Susi saw the potential improvements to her community, and took on the advocacy work of winning over her neighbours. She wanted the community, known as one of the poorest in Jakarta, to come together for their children. She wanted other mothers to care about their children’s education and future, and felt it was her responsibility as a community member to advocate for that.

It was not easy at first. She had many mothers reject her invitations to have their children attend the ECCD, but eventually they came around.

“I have been teaching for 8 years since 2009. It was so hard at first, we struggled a lot facing all the challenges,” Susi started her story. “At first, we ran this ECCD centre because it was instructed by the government to build one ECCD centre per village or sub village. I joined the centre to become a teacher because I love children, but I lacked knowledge. I did not really know to run a centre properly.”

One of the objectives of WV Indonesia was to implement training, to help improve the teaching methods of those already working in the community. As an incentive for the training, teachers receive school materials like desks and whiteboards for their classroom.

At Meltai ECCD each morning from 8-10am, are 20 three and four-year-old children. Children pay 25,000 Rupiah (about $1.90 USD) per month to attend. This small stipend is the only ‘salary’ that the teachers receive, but if a family can’t afford to pay, the children are welcome to come anyway - free of charge.
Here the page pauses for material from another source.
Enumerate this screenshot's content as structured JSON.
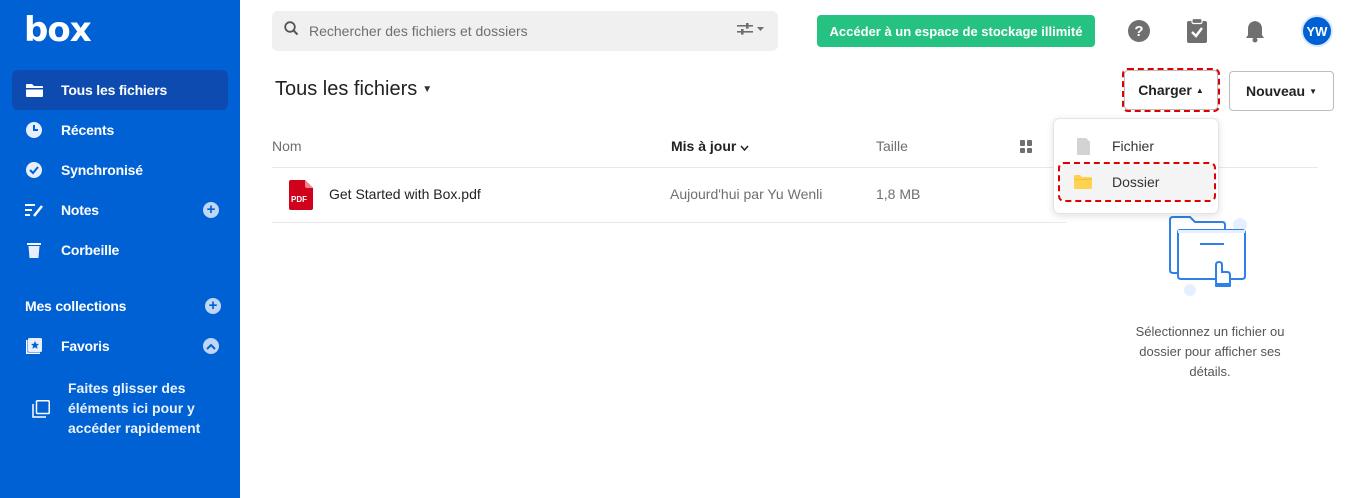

The government also provides a small fund for operational expenses like markers, paper, or supplementary food.

"I love working here. When you work with your heart, it's not hard,” Susi said. “Wahana Visi Indonesia brought the programme here, and it helped the mothers become united."

In the afternoons at the ECCD centre, tutors are available to help older children with their school homework. They also have an evening playgroup and storytelling time for younger children. This space has become a neighbourhood hub. Susi believes in “playing while learning” and about 15 children show up each evening to partake.

Teacher Eeng. She says that they have a great teaching team at Melati ECCD.

Fellow tutor Eeng, recruited by Susi, has also been teaching at the ECCD for 8 years. She is so committed to her volunteer work that she even taught the day before she gave birth!

“People were calling me when I was in labour asking why I wasn’t teaching!” she said with a chuckle.

“Wahana Visi Indonesia brought the programme here, and it helped the mothers become united."

The youngest generation are not the only ones who have benefitted from Susi’s community advocacy for education. While Susi was attending many WahanaVisi Indonesia teacher trainings, her daughter Nanda Sri Ekawati used to complain she was gone so much. But a seed had been planted.

Nanda, 23, is now an elementary school teacher after attending university, inspired by her mother.

“I am really proud of my daughter. She is not only a pride for our family but also a pride for our community. I hope she becomes a role model for others children here to have a big dream and become successful person in the future.”

Susi said that becoming an ECCD tutor has changed her life to become tougher as an agent of change for her community. The ECCD center has become her field to educate and giving the children hope and spirit to have their own big dreams.